「高血圧ワクチン」といわれるものが開発中であることをご存じでしょうか。それも、今年からオーストラリアで治験も始まるというから驚きです。大阪大学の森下竜一教授とバイオベンチャー企業のアンジェスMGによって、その研究は進められています。さすがは、「世界をリードする先端研究」を理念に掲げる大阪大学であると感心すると同時に、その実用化が待たれます。実際に認可されるのは最低でも5~6年先と見込まれますが、治療効果以外に経済的面での期待も高まります。
私たちの体の中には、「アンジオテンシンII」という物質があり、これが血流に乗って全身を巡るなかで、血管の壁に付着すると血管を収縮させます。高血圧ワクチンは、リンパ球の一種に働きかけ、アンジオテンシンIIが異物であると認識させることで抗体をつくります。リンパ球は、一度抗体をつくると、そのシステムを記憶します。高血圧ワクチンの効果は、少なくとも数年以上の持続が見込まれています。森下教授のグループの実験によると、ネズミでは高血圧ワクチンの効果は半年以上続いたとの報告があります。これは、ネズミの寿命の4分の1にあたり、人間で考えると20年以上に相当すると考察することができます。
従来の降圧剤を列挙してみると、次のとおりです。
(1)Ca拮抗薬:血管を拡げて血圧を下げます。広く使用されている降圧剤のひとつです。
(2)ARB:アンジオテンシンIIに作用し、血管の収縮を抑え血圧を下げます。
(3)ACE阻害薬:アンジオテンシン変換酵素(ACE)が働き、アンジオテンシンIから血管を収縮させるアンジオテンシンIIがつくられます。ACE阻害薬は、ACEを阻害し、その結果、血管は拡がり血圧を下げます。

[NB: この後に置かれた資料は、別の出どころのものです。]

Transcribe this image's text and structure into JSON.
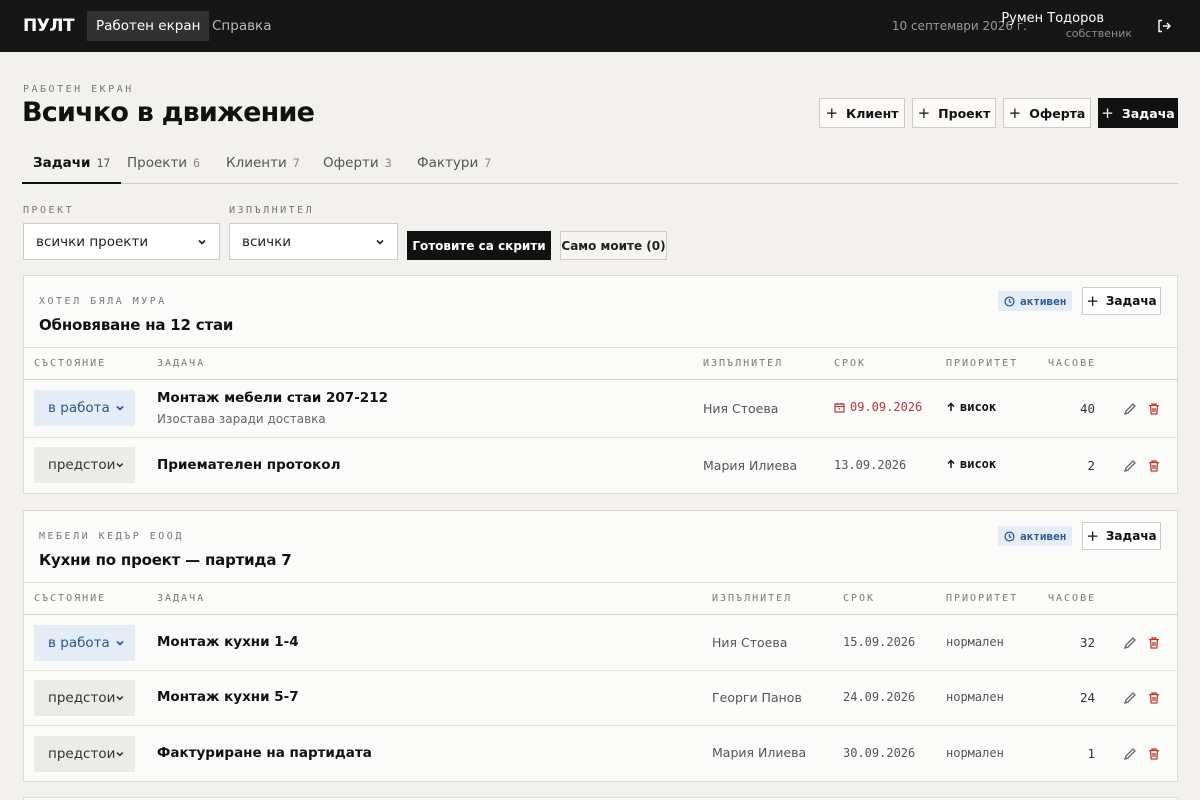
{
  "topbar": {
    "logo": "ПУЛТ",
    "nav": [
      "Работен екран",
      "Справка"
    ],
    "date": "10 септември 2026 г.",
    "user_name": "Румен Тодоров",
    "user_role": "собственик",
    "logout_icon": "logout-icon"
  },
  "header": {
    "eyebrow": "РАБОТЕН ЕКРАН",
    "title": "Всичко в движение",
    "buttons": [
      "Клиент",
      "Проект",
      "Оферта",
      "Задача"
    ]
  },
  "tabs": [
    {
      "label": "Задачи",
      "count": "17"
    },
    {
      "label": "Проекти",
      "count": "6"
    },
    {
      "label": "Клиенти",
      "count": "7"
    },
    {
      "label": "Оферти",
      "count": "3"
    },
    {
      "label": "Фактури",
      "count": "7"
    }
  ],
  "filters": {
    "project_label": "ПРОЕКТ",
    "project_value": "всички проекти",
    "assignee_label": "ИЗПЪЛНИТЕЛ",
    "assignee_value": "всички",
    "hide_done": "Готовите са скрити",
    "only_mine": "Само моите (0)"
  },
  "columns": [
    "СЪСТОЯНИЕ",
    "ЗАДАЧА",
    "ИЗПЪЛНИТЕЛ",
    "СРОК",
    "ПРИОРИТЕТ",
    "ЧАСОВЕ"
  ],
  "projects": [
    {
      "client": "ХОТЕЛ БЯЛА МУРА",
      "title": "Обновяване на 12 стаи",
      "badge": "активен",
      "add_label": "Задача",
      "tasks": [
        {
          "status": "в работа",
          "name": "Монтаж мебели стаи 207-212",
          "note": "Изостава заради доставка",
          "assignee": "Ния Стоева",
          "due": "09.09.2026",
          "priority": "висок",
          "hours": "40"
        },
        {
          "status": "предстои",
          "name": "Приемателен протокол",
          "assignee": "Мария Илиева",
          "due": "13.09.2026",
          "priority": "висок",
          "hours": "2"
        }
      ]
    },
    {
      "client": "МЕБЕЛИ КЕДЪР ЕООД",
      "title": "Кухни по проект — партида 7",
      "badge": "активен",
      "add_label": "Задача",
      "tasks": [
        {
          "status": "в работа",
          "name": "Монтаж кухни 1-4",
          "assignee": "Ния Стоева",
          "due": "15.09.2026",
          "priority": "нормален",
          "hours": "32"
        },
        {
          "status": "предстои",
          "name": "Монтаж кухни 5-7",
          "assignee": "Георги Панов",
          "due": "24.09.2026",
          "priority": "нормален",
          "hours": "24"
        },
        {
          "status": "предстои",
          "name": "Фактуриране на партидата",
          "assignee": "Мария Илиева",
          "due": "30.09.2026",
          "priority": "нормален",
          "hours": "1"
        }
      ]
    }
  ],
  "colors": {
    "topbar": "#161616",
    "background": "#f3f1ed",
    "accent_blue": "#2c5686",
    "danger": "#b03a3a"
  }
}
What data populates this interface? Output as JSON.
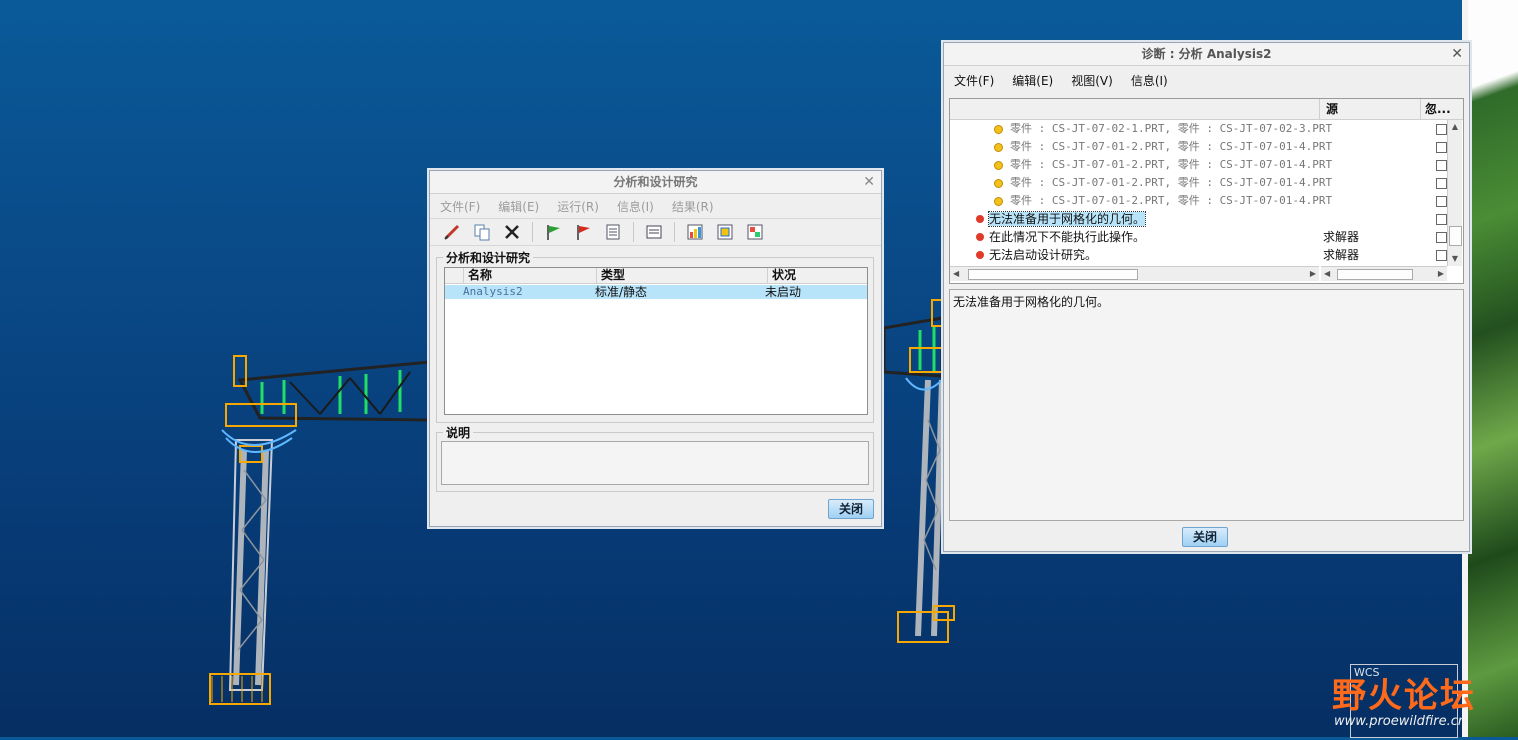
{
  "analysis_window": {
    "title": "分析和设计研究",
    "menus": [
      "文件(F)",
      "编辑(E)",
      "运行(R)",
      "信息(I)",
      "结果(R)"
    ],
    "toolbar_icons": [
      "pencil-icon",
      "copy-icon",
      "delete-icon",
      "start-flag-icon",
      "stop-flag-icon",
      "list-icon",
      "status-icon",
      "results-icon-1",
      "results-icon-2",
      "results-icon-3"
    ],
    "studies_group": "分析和设计研究",
    "columns": [
      "名称",
      "类型",
      "状况"
    ],
    "rows": [
      {
        "name": "Analysis2",
        "type": "标准/静态",
        "status": "未启动"
      }
    ],
    "description_group": "说明",
    "description": "",
    "close_label": "关闭"
  },
  "diagnostics_window": {
    "title": "诊断 : 分析 Analysis2",
    "menus": [
      "文件(F)",
      "编辑(E)",
      "视图(V)",
      "信息(I)"
    ],
    "columns": [
      "",
      "源",
      "忽..."
    ],
    "rows": [
      {
        "level": "warning",
        "text": "零件 : CS-JT-07-02-1.PRT, 零件 : CS-JT-07-02-3.PRT",
        "source": ""
      },
      {
        "level": "warning",
        "text": "零件 : CS-JT-07-01-2.PRT, 零件 : CS-JT-07-01-4.PRT",
        "source": ""
      },
      {
        "level": "warning",
        "text": "零件 : CS-JT-07-01-2.PRT, 零件 : CS-JT-07-01-4.PRT",
        "source": ""
      },
      {
        "level": "warning",
        "text": "零件 : CS-JT-07-01-2.PRT, 零件 : CS-JT-07-01-4.PRT",
        "source": ""
      },
      {
        "level": "warning",
        "text": "零件 : CS-JT-07-01-2.PRT, 零件 : CS-JT-07-01-4.PRT",
        "source": ""
      },
      {
        "level": "error",
        "text": "无法准备用于网格化的几何。",
        "source": ""
      },
      {
        "level": "error",
        "text": "在此情况下不能执行此操作。",
        "source": "求解器"
      },
      {
        "level": "error",
        "text": "无法启动设计研究。",
        "source": "求解器"
      }
    ],
    "detail_text": "无法准备用于网格化的几何。",
    "close_label": "关闭"
  },
  "watermark": {
    "brand": "野火论坛",
    "url": "www.proewildfire.cn",
    "wcs_label": "WCS"
  },
  "colors": {
    "background": "#0a4a88",
    "selection": "#b8e4fa",
    "error": "#e03a2a",
    "warning": "#f3c21a"
  }
}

(4)利尿薬:血液中の水分が増えると、血管を流れる血液の全体量が増えてしまい、血圧が上がります。利尿作用により血液中の水分を減らし、血液の量を正常に近づけることで血圧を下げます。
日本人の3人にひとりは高血圧症といわれますが、その治療は降圧剤を飲み続けなければなりません。降圧剤のなかでも、ARBやACE阻害剤を服用する人は非常に多く、これらの薬を服用している人には、高血圧ワクチンは非常に有効だと考えられます。